Free speech has been a hot-button issue at universities across the nation this year, and Penn is no exception. From the widespread campus backlash to Penn Law professor Amy Wax's controversial op-ed, to protests against anti-abortion groups campaigning on College Green, students have had much to discuss about free speech at Penn. And at the center of that conversation is perhaps none other than Penn's chapter of the Federalist Society.
This semester alone, the group has raised eyebrows by organizing speaker events for several controversial figures including Heather Mac Donald, an outspoken critic of the Black Lives Matter movement, as well as professor Wax. At both events, large groups of students protested or otherwise indicated their disagreement with the speaker.
But despite the attention that its events have drawn, little is known about the Federalist Society itself.
In 1982, law students at Yale University founded the group to promote conservative legal ideas on campus. As students set up chapters at various universities across the nation, the group created its headquarters in Washington, D.C., where it's stayed ever since.
Roughly 25 years after its inception, the Federalist Society is now a national organization that holds a large amount of sway in the process of appointing conservative lawyers to high-profile political positions. The Federalist Society advocates for individual freedoms and traditional values in all dimensions of the legal arena.
1987 Penn Law graduate Kimberly Crockett co-founded the society's chapter at Penn in 1984. Crockett said she established the group the summer before her first year at Penn Law after noticing an absence of conservative legal groups on campus.
Third-year Penn Law student Paul Cozzi, the current president of the Penn Federalist Society, declined to comment.
During Crockett's tenure as chapter president, she oversaw various debates and even facilitated a mock election between then-sitting President Ronald Reagan and Democratic opponent Walter Mondale. Within Penn Law, Mondale won.
“I would say that most law schools exist in a kind of doctrinaire leftist bubble," said Lee Whitesell, a 2014 Penn Law graduate, who served as the president of the Penn Federalist Society from 2013 to 2014. "It’s not like law students come to these events and change their minds and aren’t leftists anymore, but the Federalist Society presents these arguments and debates.”
In the ensuing years, Penn’s chapter hosted numerous speakers in open events to debate conservative and libertarian interpretations of the law.
In the 1990s, Penn Federalist Society hosted Thomas Fleming, a conservative writer who compared previous U.S. presidents Theodore Roosevelt and Woodrow Wilson to Adolf Hitler. The group also hosted figures such as former U.S. Ambassador to the United Nations John Bolton and Karl Rove, who was George W. Bush's former deputy chief of staff.
“I don’t go to that many events, but I like that they present an interesting a balanced view of things and we have good debates and discussion,” said Blaise Warren, 2017 Wharton MBA graduate, who was a member of the Federalist Society at Penn and at Harvard Law School, where he first joined the group in 2005.

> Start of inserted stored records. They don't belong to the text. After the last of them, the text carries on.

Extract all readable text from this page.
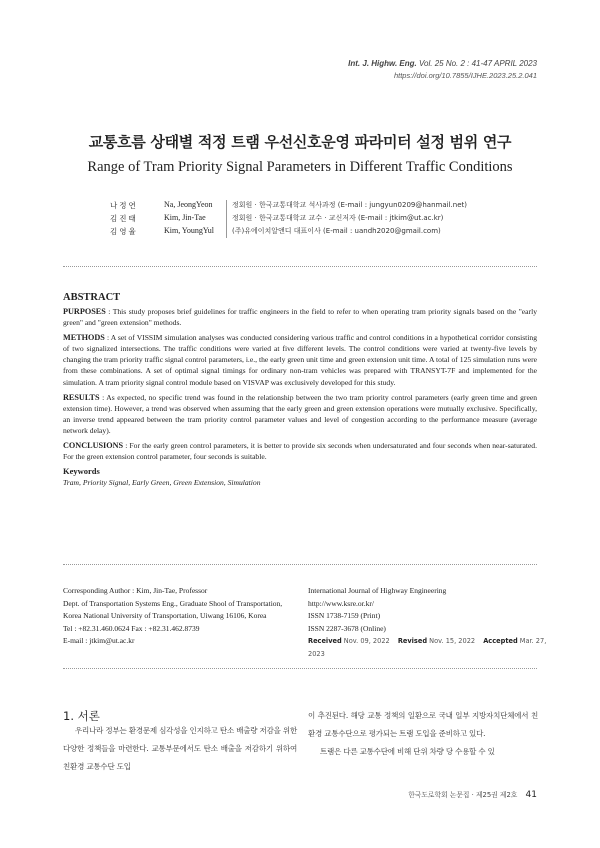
Int. J. Highw. Eng. Vol. 25 No. 2 : 41-47 APRIL 2023
https://doi.org/10.7855/IJHE.2023.25.2.041
교통흐름 상태별 적정 트램 우선신호운영 파라미터 설정 범위 연구
Range of Tram Priority Signal Parameters in Different Traffic Conditions
나정연	Na, JeongYeon	정회원 · 한국교통대학교 석사과정 (E-mail : jungyun0209@hanmail.net)
김진태	Kim, Jin-Tae	정회원 · 한국교통대학교 교수 · 교신저자 (E-mail : jtkim@ut.ac.kr)
김영율	Kim, YoungYul	(주)유에이치알앤디 대표이사 (E-mail : uandh2020@gmail.com)
ABSTRACT

PURPOSES : This study proposes brief guidelines for traffic engineers in the field to refer to when operating tram priority signals based on the "early green" and "green extension" methods.

METHODS : A set of VISSIM simulation analyses was conducted considering various traffic and control conditions in a hypothetical corridor consisting of two signalized intersections. The traffic conditions were varied at five different levels. The control conditions were varied at twenty-five levels by changing the tram priority traffic signal control parameters, i.e., the early green unit time and green extension unit time. A total of 125 simulation runs were from these combinations. A set of optimal signal timings for ordinary non-tram vehicles was prepared with TRANSYT-7F and implemented for the simulation. A tram priority signal control module based on VISVAP was exclusively developed for this study.

RESULTS : As expected, no specific trend was found in the relationship between the two tram priority control parameters (early green time and green extension time). However, a trend was observed when assuming that the early green and green extension operations were mutually exclusive. Specifically, an inverse trend appeared between the tram priority control parameter values and level of congestion according to the performance measure (average network delay).

CONCLUSIONS : For the early green control parameters, it is better to provide six seconds when undersaturated and four seconds when near-saturated. For the green extension control parameter, four seconds is suitable.

Keywords
Tram, Priority Signal, Early Green, Green Extension, Simulation
Corresponding Author : Kim, Jin-Tae, Professor
Dept. of Transportation Systems Eng., Graduate Shool of Transportation,
Korea National University of Transportation, Uiwang 16106, Korea
Tel : +82.31.460.0624 Fax : +82.31.462.8739
E-mail : jtkim@ut.ac.kr
International Journal of Highway Engineering
http://www.ksre.or.kr/
ISSN 1738-7159 (Print)
ISSN 2287-3678 (Online)
Received Nov. 09, 2022 Revised Nov. 15, 2022 Accepted Mar. 27, 2023
1. 서론

우리나라 정부는 환경문제 심각성을 인지하고 탄소 배출량 저감을 위한 다양한 정책들을 마련한다. 교통부문에서도 탄소 배출을 저감하기 위하여 친환경 교통수단 도입

이 추진된다. 해당 교통 정책의 일환으로 국내 일부 지방자치단체에서 친환경 교통수단으로 평가되는 트램 도입을 준비하고 있다.

트램은 다른 교통수단에 비해 단위 차량 당 수용할 수 있

한국도로학회 논문집 · 제25권 제2호 41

"I think that [College Republicans members] are the more pro-business conservatives, and they are on the constitutional conservatism side," College Republicans Political Director and Wharton junior Owen O'Hare said of Penn Federalist Society. "Ted Cruz and that side," he said.
In recent months, the group has continued to host controversial speakers, including Mac Donald and Wax, who argued in an op-ed this summer for the return of bourgeois culture and claimed Anglo-Protestant cultural norms are superior to others.
The Federalist Society garnered national mainstream media attention in 2007, when officials in the U.S. Department of Justice were criticized for giving special consideration to conservative applicants associated with the group.
The group’s national Executive Vice President, Leonard Leo, has played a significant role in forming the short list of those to be considered for appointment to the U.S. Supreme Court – Associate Justice Neil Gorsuch being the most recent.
In a June 2016 interview with Breitbart News radio, President Trump said, “We’re going to have great judges, conservative, all picked by the Federalist Society.”
“I think the media tend to think of The Federalist Society as an ordinary interest group. They see it in terms of its engagement on the very highest profile political battles, like the choice of federal judges,” said Steven Teles, a professor of political science at Johns Hopkins University and the author of “The Rise of the Conservative Legal Movement."
“But that this is a very, very small part of what the organization actually does, what people there spend their time on, what the organization's funding goes into,” he said.
The group also recruits law students and practicing attorneys who can participate in the movement.
“I think [the society] changed Penn,” Crockett said. “I think you will find real evidence that people will be having a much more robust conversation than they would have if we had not come into being.”